02 Juin

Des histoires de pêche racontées par Nicolas Germain

Histoires de pêche, la truite en héritage de Nicolas Germain.

Histoires de pêche, la truite en héritage de Nicolas Germain.

C’est une histoire d’héritage, de transmission, d’amitié, de passion et accessoirement de pêche.. Les truites et les ombres ont beau être les vedettes des souvenirs racontés par Nicolas Germain, l’émotion provoquée par cette lecture vient surtout des relations humaines nouées par l’auteur.  Nicolas se décrit lui-même comme quelqu’un qui «voit des truites un peu partout, qui pense pêche à la mouche nuit et jour en prenant beaucoup de son temps pour assouvir sa passion, tout en s’engageant dans la vie quotidienne.» 


Nicolas Germain est le digne héritier d’Aimé Devaux et André Terrier, son blog est suivi par  de très nombreux pêcheurs. «Histoires de pêche» rend hommage à ces deux grands pêcheurs mais va beaucoup plus loin. Nicolas Germain nous confie combien l’Ain, sa rivière de prédilection, lui a apporté du réconfort lors de son adolescence.

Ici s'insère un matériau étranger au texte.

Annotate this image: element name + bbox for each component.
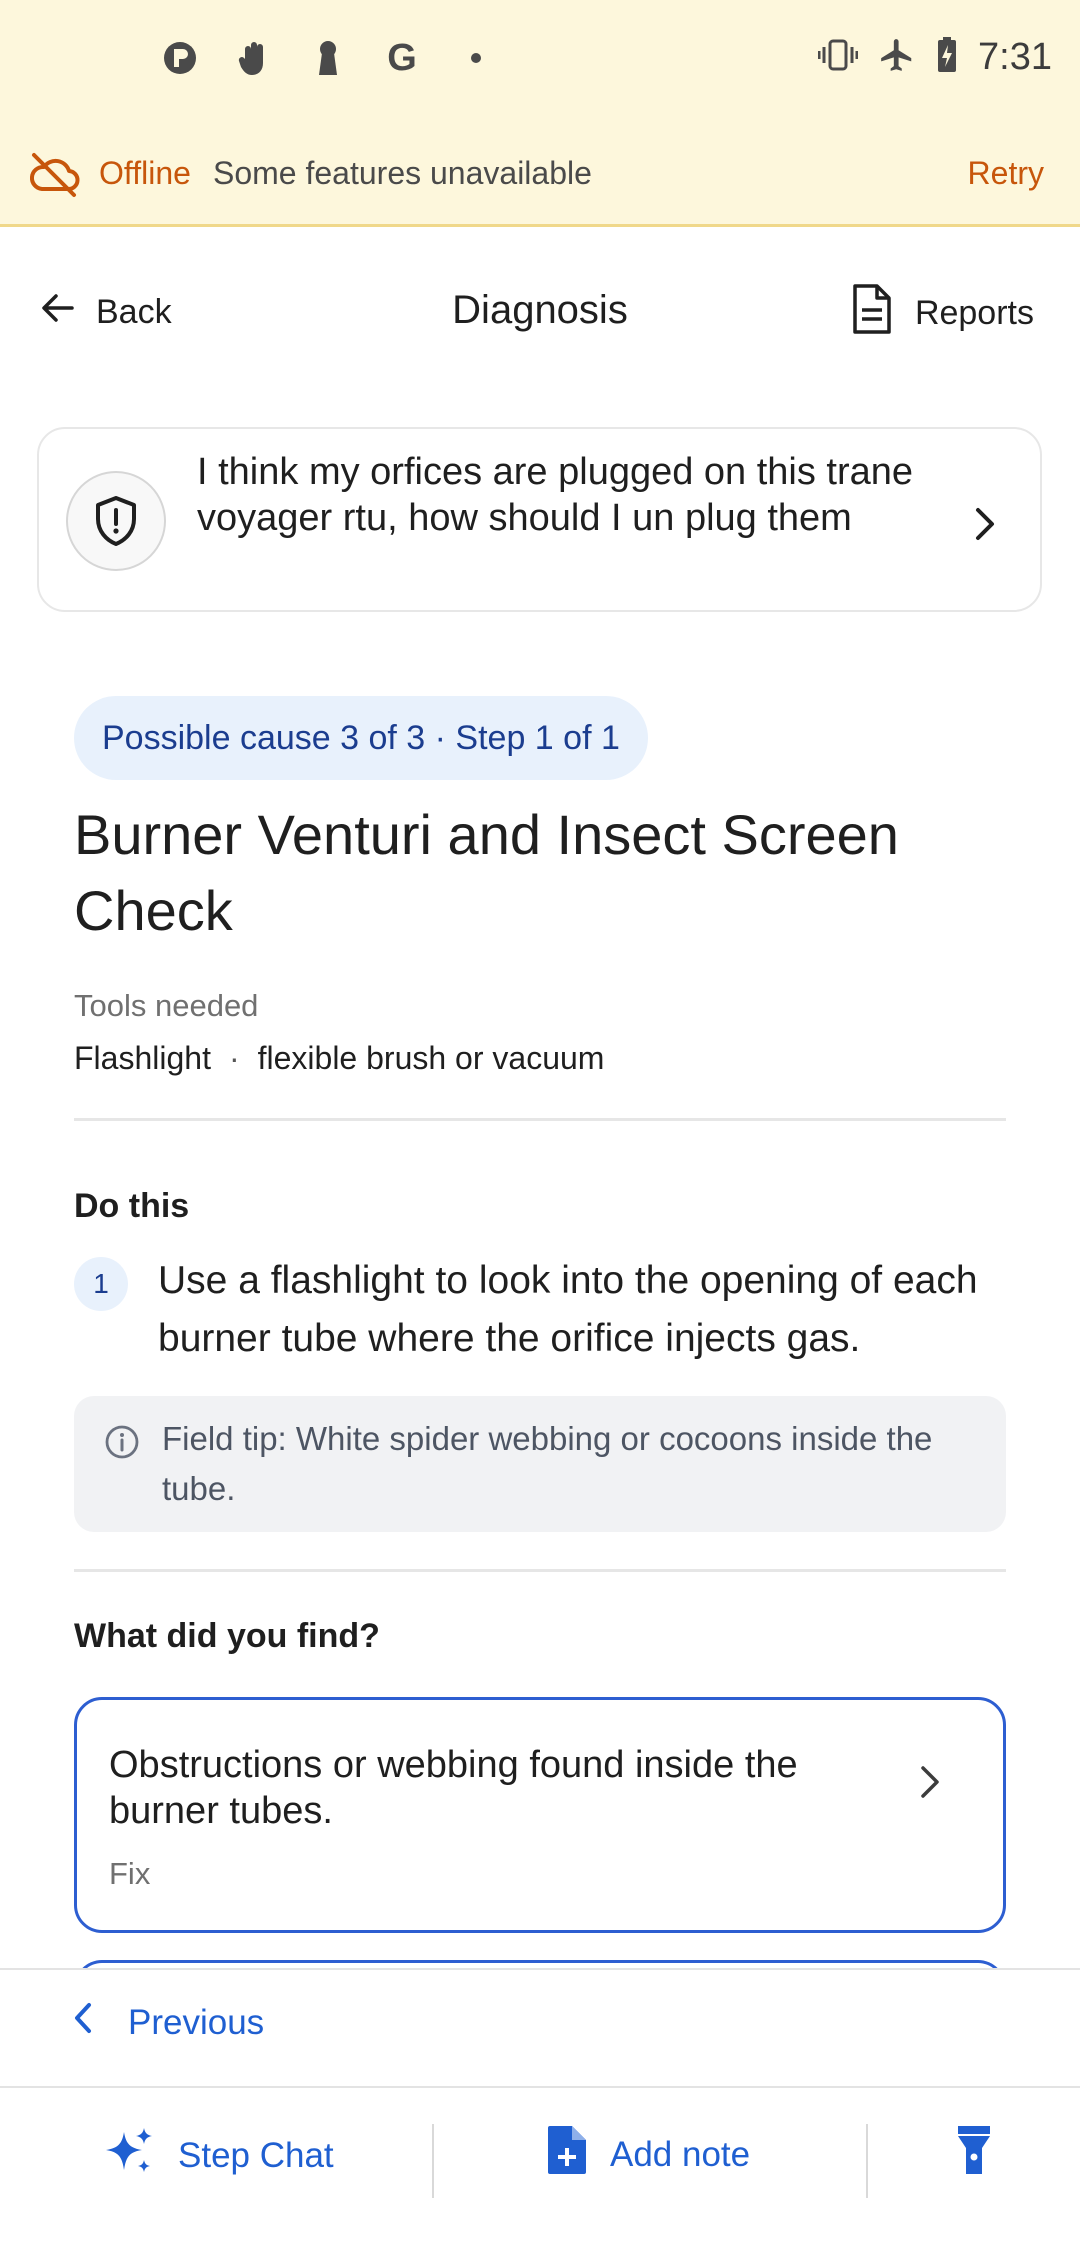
question-card[interactable]: I think my orfices are plugged on this t… [37,427,1042,612]
google-g-icon: G [387,36,417,79]
clock-time: 7:31 [978,36,1052,78]
reports-label: Reports [914,294,1034,332]
chevron-left-icon [72,2000,94,2045]
reports-button[interactable]: Reports [849,283,1034,344]
dot-icon [456,38,496,78]
question-text: I think my orfices are plugged on this t… [197,451,914,539]
bottom-bar: Previous Step Chat Add note [0,1968,1080,2262]
divider [74,1118,1006,1121]
airplane-icon [878,36,916,79]
tool-item: flexible brush or vacuum [257,1040,605,1076]
chevron-right-icon [917,1762,943,1802]
flashlight-icon [956,2124,992,2187]
chevron-right-icon [970,504,1000,544]
hand-icon [234,38,274,78]
findings-heading: What did you find? [74,1617,380,1655]
back-button[interactable]: Back [40,290,172,335]
toolbar-separator [866,2124,868,2198]
do-this-heading: Do this [74,1187,190,1225]
status-bar: G 7:31 [0,0,1080,125]
field-tip: Field tip: White spider webbing or cocoo… [74,1396,1006,1532]
sparkle-icon [102,2124,156,2187]
app-p-icon [160,38,200,78]
offline-banner: Offline Some features unavailable Retry [0,125,1080,227]
status-bar-left-icons: G [160,36,496,79]
step-chat-button[interactable]: Step Chat [102,2124,334,2187]
finding-option-subtitle: Fix [109,1856,151,1891]
finding-option[interactable]: Obstructions or webbing found inside the… [74,1697,1006,1933]
add-note-button[interactable]: Add note [546,2124,750,2185]
tools-list: Flashlight · flexible brush or vacuum [74,1040,604,1077]
document-icon [849,283,893,344]
toolbar-separator [432,2124,434,2198]
previous-button[interactable]: Previous [72,2000,264,2045]
divider [74,1569,1006,1572]
cloud-off-icon [28,151,80,199]
back-label: Back [96,293,172,331]
offline-message: Some features unavailable [213,155,592,191]
info-icon [104,1424,140,1460]
field-tip-text: Field tip: White spider webbing or cocoo… [162,1420,933,1507]
step-chat-label: Step Chat [178,2135,334,2175]
keyhole-icon [308,38,348,78]
action-toolbar: Step Chat Add note [0,2088,1080,2262]
retry-button[interactable]: Retry [968,155,1044,192]
add-note-label: Add note [610,2134,751,2174]
finding-option-title: Obstructions or webbing found inside the… [109,1744,798,1832]
tool-separator: · [228,1040,240,1076]
status-bar-right-icons: 7:31 [817,36,1052,79]
arrow-left-icon [40,290,76,335]
vibrate-icon [817,37,859,78]
previous-label: Previous [128,2002,265,2042]
instruction-text: Use a flashlight to look into the openin… [158,1259,978,1360]
flashlight-button[interactable] [956,2124,992,2187]
step-title: Burner Venturi and Insect Screen Check [74,803,899,942]
shield-icon [66,471,166,571]
tool-item: Flashlight [74,1040,211,1076]
offline-label: Offline [99,155,191,191]
top-nav: Back Diagnosis Reports [0,228,1080,398]
note-add-icon [546,2124,588,2185]
step-progress-badge: Possible cause 3 of 3 · Step 1 of 1 [74,696,648,780]
instruction-number: 1 [74,1257,128,1311]
battery-charging-icon [936,36,958,79]
tools-needed-label: Tools needed [74,988,259,1023]
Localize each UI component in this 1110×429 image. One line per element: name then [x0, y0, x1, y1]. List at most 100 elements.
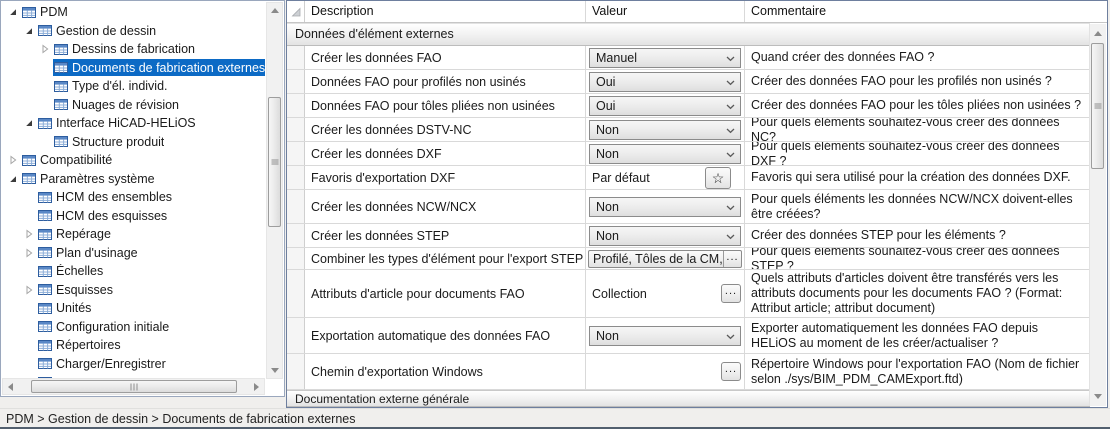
scrollbar-thumb[interactable] [31, 380, 237, 393]
tree-item-label: Nuages de révision [72, 98, 179, 112]
table-grid-icon [22, 172, 36, 185]
tree-item[interactable]: Documents de fabrication externes [2, 59, 265, 78]
tree-item-content[interactable]: HCM des ensembles [37, 189, 265, 206]
browse-button[interactable]: ... [721, 284, 741, 303]
scroll-down-button[interactable] [1090, 389, 1105, 404]
tree-item-content[interactable]: Nuages de révision [53, 96, 265, 113]
column-header-commentaire[interactable]: Commentaire [745, 1, 1107, 22]
favorites-star-button[interactable]: ☆ [705, 167, 731, 189]
tree-item-content[interactable]: Repérage [37, 226, 265, 243]
value-picker-button[interactable]: Profilé, Tôles de la CM, T... [588, 250, 742, 268]
tree-item[interactable]: Type d'él. individ. [2, 77, 265, 96]
tree-item-content[interactable]: Échelles [37, 263, 265, 280]
section-header-external-documentation[interactable]: Documentation externe générale [287, 390, 1090, 407]
tree-item-content[interactable]: Documents de fabrication externes [53, 59, 265, 76]
value-dropdown[interactable]: Non [589, 226, 741, 246]
tree-item-content[interactable]: Configuration initiale [37, 318, 265, 335]
tree-item-content[interactable]: HCM des esquisses [37, 207, 265, 224]
expand-arrow-icon[interactable] [21, 284, 37, 296]
value-dropdown[interactable]: Non [589, 120, 741, 140]
setting-value-cell: Non [586, 224, 745, 247]
tree-item-content[interactable]: Charger/Enregistrer [37, 355, 265, 372]
tree-item-content[interactable]: PDM [21, 4, 265, 21]
setting-description: Créer les données STEP [305, 224, 586, 247]
collapse-arrow-icon[interactable] [5, 173, 21, 185]
value-dropdown[interactable]: Non [589, 326, 741, 346]
arrow-down-icon [271, 368, 279, 373]
setting-description: Chemin d'exportation Windows [305, 354, 586, 389]
setting-comment: Créer des données FAO pour les tôles pli… [745, 94, 1090, 117]
tree-vertical-scrollbar[interactable] [266, 2, 283, 379]
tree-item[interactable]: Dessins de fabrication [2, 40, 265, 59]
tree-item[interactable]: Unités [2, 299, 265, 318]
expand-arrow-icon[interactable] [21, 247, 37, 259]
scrollbar-thumb[interactable] [268, 97, 281, 227]
scroll-right-button[interactable] [249, 379, 264, 394]
value-dropdown[interactable]: Oui [589, 72, 741, 92]
tree-item[interactable]: Plan d'usinage [2, 244, 265, 263]
collapse-arrow-icon[interactable] [5, 6, 21, 18]
tree-item[interactable]: Paramètres système [2, 170, 265, 189]
column-header-description[interactable]: Description [305, 1, 586, 22]
expand-arrow-icon[interactable] [37, 43, 53, 55]
table-grid-icon [38, 209, 52, 222]
picker-value-text: Profilé, Tôles de la CM, T [589, 252, 723, 266]
value-dropdown[interactable]: Manuel [589, 48, 741, 68]
scroll-down-button[interactable] [267, 363, 282, 378]
tree-item[interactable]: Répertoires [2, 336, 265, 355]
tree-item-label: Configuration initiale [56, 320, 169, 334]
scroll-left-button[interactable] [3, 379, 18, 394]
table-grid-icon [22, 6, 36, 19]
tree-horizontal-scrollbar[interactable] [2, 378, 265, 395]
collapse-arrow-icon[interactable] [21, 117, 37, 129]
tree-item-content[interactable]: Gestion de dessin [37, 22, 265, 39]
tree-item-content[interactable]: Type d'él. individ. [53, 78, 265, 95]
value-dropdown[interactable]: Non [589, 197, 741, 217]
tree-item[interactable]: Esquisses [2, 281, 265, 300]
dropdown-selected-value: Oui [596, 99, 726, 113]
tree-item[interactable]: Configuration initiale [2, 318, 265, 337]
tree-item-content[interactable]: Unités [37, 300, 265, 317]
grid-vertical-scrollbar[interactable] [1089, 24, 1106, 406]
section-header-external-element-data[interactable]: Données d'élément externes [287, 23, 1090, 46]
tree-item[interactable]: PDM [2, 3, 265, 22]
tree-item-content[interactable]: Paramètres système [21, 170, 265, 187]
setting-comment: Pour quels éléments souhaitez-vous créer… [745, 142, 1090, 165]
scrollbar-thumb[interactable] [1091, 43, 1104, 169]
tree-item-content[interactable]: Plan d'usinage [37, 244, 265, 261]
browse-button[interactable]: ... [721, 362, 741, 381]
tree-item[interactable]: Échelles [2, 262, 265, 281]
table-grid-icon [54, 135, 68, 148]
collapse-arrow-icon[interactable] [21, 25, 37, 37]
tree-item-content[interactable]: Esquisses [37, 281, 265, 298]
tree-item-label: Compatibilité [40, 153, 112, 167]
tree-item-content[interactable]: Répertoires [37, 337, 265, 354]
scroll-up-button[interactable] [267, 3, 282, 18]
tree-item-content[interactable]: Dessins de fabrication [53, 41, 265, 58]
tree-item[interactable]: Interface HiCAD-HELiOS [2, 114, 265, 133]
setting-value-cell: Oui [586, 94, 745, 117]
value-dropdown[interactable]: Non [589, 144, 741, 164]
tree-item[interactable]: Repérage [2, 225, 265, 244]
column-header-valeur[interactable]: Valeur [586, 1, 745, 22]
tree-item[interactable]: HCM des ensembles [2, 188, 265, 207]
table-grid-icon [22, 154, 36, 167]
scroll-up-button[interactable] [1090, 26, 1105, 41]
expand-arrow-icon[interactable] [5, 154, 21, 166]
tree-item[interactable]: HCM des esquisses [2, 207, 265, 226]
setting-value-cell: Profilé, Tôles de la CM, T... [586, 248, 745, 269]
tree-item-content[interactable]: Compatibilité [21, 152, 265, 169]
tree-item[interactable]: Structure produit [2, 133, 265, 152]
expand-arrow-icon[interactable] [21, 228, 37, 240]
table-grid-icon [38, 265, 52, 278]
tree-item[interactable]: Charger/Enregistrer [2, 355, 265, 374]
tree-item-content[interactable]: Structure produit [53, 133, 265, 150]
tree-indent-spacer [21, 302, 37, 314]
tree-item[interactable]: Nuages de révision [2, 96, 265, 115]
table-grid-icon [38, 246, 52, 259]
tree-item-content[interactable]: Interface HiCAD-HELiOS [37, 115, 265, 132]
value-dropdown[interactable]: Oui [589, 96, 741, 116]
tree-item[interactable]: Gestion de dessin [2, 22, 265, 41]
setting-value-cell: Non [586, 142, 745, 165]
tree-item[interactable]: Compatibilité [2, 151, 265, 170]
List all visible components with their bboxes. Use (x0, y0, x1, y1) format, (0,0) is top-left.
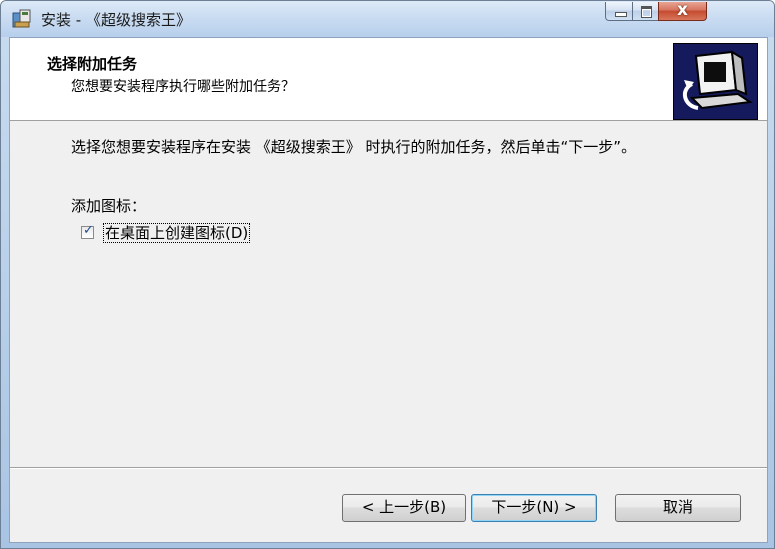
minimize-icon (615, 12, 627, 17)
add-icons-label: 添加图标： (71, 197, 147, 215)
close-icon: x (677, 0, 688, 20)
instructions-text: 选择您想要安装程序在安装 《超级搜索王》 时执行的附加任务，然后单击“下一步”。 (71, 138, 637, 156)
window-title: 安装 - 《超级搜索王》 (41, 11, 191, 29)
installer-window: 安装 - 《超级搜索王》 x 选择附加任务 您想要安装程序执行哪些附加任务？ 选… (0, 0, 775, 549)
footer-divider (10, 467, 767, 469)
maximize-button[interactable] (632, 2, 659, 21)
wizard-body: 选择您想要安装程序在安装 《超级搜索王》 时执行的附加任务，然后单击“下一步”。… (10, 121, 767, 467)
maximize-icon (641, 6, 652, 18)
minimize-button[interactable] (605, 2, 633, 21)
page-title: 选择附加任务 (47, 55, 138, 73)
desktop-icon-checkbox-label[interactable]: 在桌面上创建图标(D) (103, 223, 251, 243)
wizard-header: 选择附加任务 您想要安装程序执行哪些附加任务？ (10, 38, 767, 121)
close-button[interactable]: x (658, 0, 707, 21)
next-button[interactable]: 下一步(N) > (471, 494, 597, 522)
checkmark-icon: ✓ (83, 223, 94, 238)
back-button[interactable]: < 上一步(B) (342, 494, 466, 522)
title-bar[interactable]: 安装 - 《超级搜索王》 x (1, 1, 774, 37)
desktop-icon-checkbox[interactable]: ✓ (81, 223, 94, 239)
wizard-page: 选择附加任务 您想要安装程序执行哪些附加任务？ 选择您想要安装程序在安装 《超级… (9, 37, 768, 543)
installer-app-icon[interactable] (11, 8, 33, 30)
cancel-button[interactable]: 取消 (615, 494, 741, 522)
setup-computer-icon (673, 43, 758, 120)
page-subtitle: 您想要安装程序执行哪些附加任务？ (71, 79, 295, 95)
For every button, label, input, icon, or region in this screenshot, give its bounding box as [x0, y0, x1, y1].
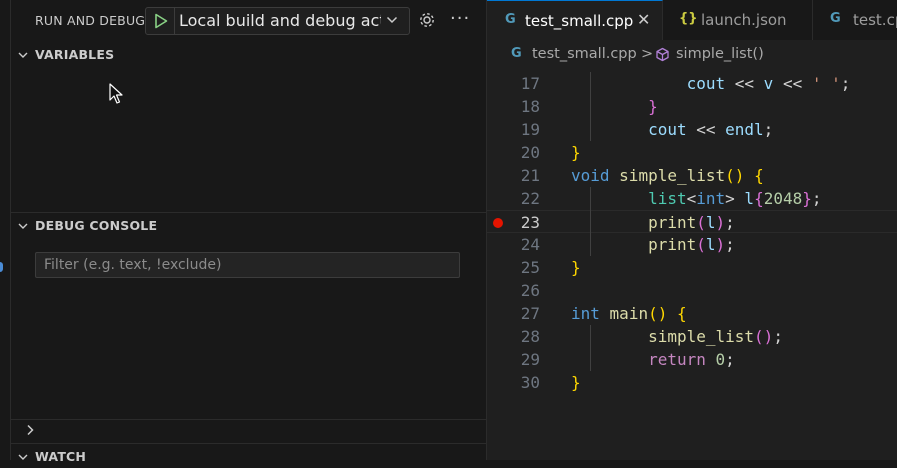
separator — [174, 8, 175, 34]
line-number: 26 — [520, 281, 540, 300]
code-line[interactable]: 17 cout << v << ' '; — [487, 72, 897, 95]
code-text: print(l); — [648, 213, 735, 232]
chevron-down-icon[interactable] — [385, 13, 399, 27]
code-line[interactable]: 30} — [487, 371, 897, 394]
line-number: 17 — [520, 74, 540, 93]
breadcrumb-symbol[interactable]: simple_list() — [676, 46, 764, 62]
chevron-right-icon[interactable] — [23, 423, 37, 437]
code-line[interactable]: 19 cout << endl; — [487, 118, 897, 141]
close-icon[interactable]: ✕ — [637, 10, 650, 29]
line-number: 23 — [520, 213, 540, 232]
code-text: simple_list(); — [648, 327, 783, 346]
code-line[interactable]: 27 int main() { — [487, 302, 897, 325]
chevron-down-icon — [18, 454, 28, 460]
run-debug-title: RUN AND DEBUG — [35, 13, 146, 28]
code-text: cout << endl; — [648, 120, 774, 139]
launch-config-group: Local build and debug active — [145, 7, 410, 35]
mouse-cursor-icon — [109, 83, 123, 104]
activity-indicator — [0, 262, 3, 272]
section-variables-label: VARIABLES — [35, 47, 115, 62]
chevron-down-icon — [18, 223, 28, 229]
tab-label: test.cpp — [853, 11, 897, 29]
code-text: cout << v << ' '; — [686, 74, 851, 93]
section-variables[interactable]: VARIABLES — [11, 44, 486, 66]
method-symbol-icon — [656, 47, 669, 62]
code-text: return 0; — [648, 350, 735, 369]
json-file-icon: {} — [679, 11, 698, 26]
line-number: 20 — [520, 143, 540, 162]
cpp-file-icon: G — [505, 12, 516, 27]
tab-test-cpp[interactable]: G test.cpp — [813, 0, 897, 40]
line-number: 21 — [520, 166, 540, 185]
code-line[interactable]: 24 print(l); — [487, 233, 897, 256]
indent-guide — [590, 187, 592, 256]
line-number: 28 — [520, 327, 540, 346]
editor-area: G test_small.cpp ✕ {} launch.json G test… — [487, 0, 897, 460]
code-line[interactable]: 22 list<int> l{2048}; — [487, 187, 897, 210]
code-line[interactable]: 29 return 0; — [487, 348, 897, 371]
breadcrumb-separator: > — [641, 46, 654, 62]
editor-tabs: G test_small.cpp ✕ {} launch.json G test… — [487, 0, 897, 40]
line-number: 29 — [520, 350, 540, 369]
line-number: 27 — [520, 304, 540, 323]
console-filter-input[interactable] — [36, 253, 459, 277]
code-text: int main() { — [571, 304, 687, 323]
cpp-file-icon: G — [830, 11, 841, 26]
code-line[interactable]: 18 } — [487, 95, 897, 118]
divider — [11, 443, 486, 444]
divider — [11, 212, 486, 213]
run-debug-toolbar: RUN AND DEBUG Local build and debug acti… — [11, 0, 486, 42]
code-line[interactable]: 20} — [487, 141, 897, 164]
tab-label: test_small.cpp — [525, 12, 634, 30]
ellipsis-icon[interactable]: ··· — [450, 8, 470, 29]
divider — [11, 419, 486, 420]
code-text: } — [571, 373, 581, 392]
indent-guide — [590, 72, 592, 141]
section-debug-console-label: DEBUG CONSOLE — [35, 218, 158, 233]
code-line[interactable]: 21 void simple_list() { — [487, 164, 897, 187]
gear-icon[interactable] — [417, 10, 437, 30]
console-filter — [35, 252, 460, 278]
breadcrumb-file[interactable]: test_small.cpp — [532, 46, 637, 62]
section-debug-console[interactable]: DEBUG CONSOLE — [11, 215, 486, 237]
code-line[interactable]: 28 simple_list(); — [487, 325, 897, 348]
launch-config-select[interactable]: Local build and debug active — [179, 11, 381, 30]
chevron-down-icon — [18, 52, 28, 58]
tab-label: launch.json — [701, 11, 787, 29]
line-number: 25 — [520, 258, 540, 277]
code-text: } — [648, 97, 658, 116]
code-text: print(l); — [648, 235, 735, 254]
line-number: 24 — [520, 235, 540, 254]
code-text: list<int> l{2048}; — [648, 189, 822, 208]
indent-guide — [590, 325, 592, 371]
code-line[interactable]: 26 — [487, 279, 897, 302]
code-text: } — [571, 258, 581, 277]
line-number: 19 — [520, 120, 540, 139]
code-line[interactable]: 23 print(l); — [487, 210, 897, 233]
play-icon[interactable] — [154, 13, 168, 29]
code-line[interactable]: 25} — [487, 256, 897, 279]
section-watch[interactable]: WATCH — [11, 446, 486, 468]
breadcrumb: G test_small.cpp > simple_list() — [487, 40, 897, 70]
activity-bar-edge — [0, 0, 11, 460]
line-number: 18 — [520, 97, 540, 116]
tab-launch-json[interactable]: {} launch.json — [663, 0, 813, 40]
tab-test-small-cpp[interactable]: G test_small.cpp ✕ — [487, 0, 663, 40]
run-and-debug-sidebar: RUN AND DEBUG Local build and debug acti… — [11, 0, 487, 464]
code-text: void simple_list() { — [571, 166, 764, 185]
cpp-file-icon: G — [511, 46, 522, 61]
code-text: } — [571, 143, 581, 162]
section-watch-label: WATCH — [35, 449, 87, 464]
line-number: 30 — [520, 373, 540, 392]
line-number: 22 — [520, 189, 540, 208]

«Je savais que quoi qu’il arrive, elle serait toujours là pour moi sans jamais me décevoir. Côté pêche, elle m’a déjà donné sans compter durant près de trente ans. J’ai vécu nombre d’aventures sur ces berges qui m’ont offert des émotions intenses, des rencontres extraordinaires, des instants de vie que je n’oublierai jamais. Et accessoirement, des milliers de truites et d’ombres.»

 L’auteur est né quasiment les pieds dans la rivière. Chez les Germain, on pêche de père en fils.. Les journées d’ouvertures sont plus des prétextes à de joyeuses fêtes qu’à la pêche en elle-même.

 Mais ce qui pourrait n’être considéré que comme «accessoire» comparé aux relations humaines est aussi succulent à lire. Il s’agit de combats, de duels faits de ruse, d’énergie, d’expérience et de patience. Bien sûr, Nicolas Germain utilise des termes qui me sont complètement inconnus.. «Le combat en dix-huit centièmes», «Le vairon manié», «une pointe en quatorze», «zizater», «marsouiner», «patasser». Peu importe, je pense avoir compris l’essentiel. Mine de rien, il y a des truites intelligentes, surprenantes, imprévisibles, déroutantes… Une découverte pour moi ! Pêcher, c’est le contraire de la routine. A chaque fois, la surprise est au bout de la ligne et c’est cela aussi qui plaît à Nicolas Germain.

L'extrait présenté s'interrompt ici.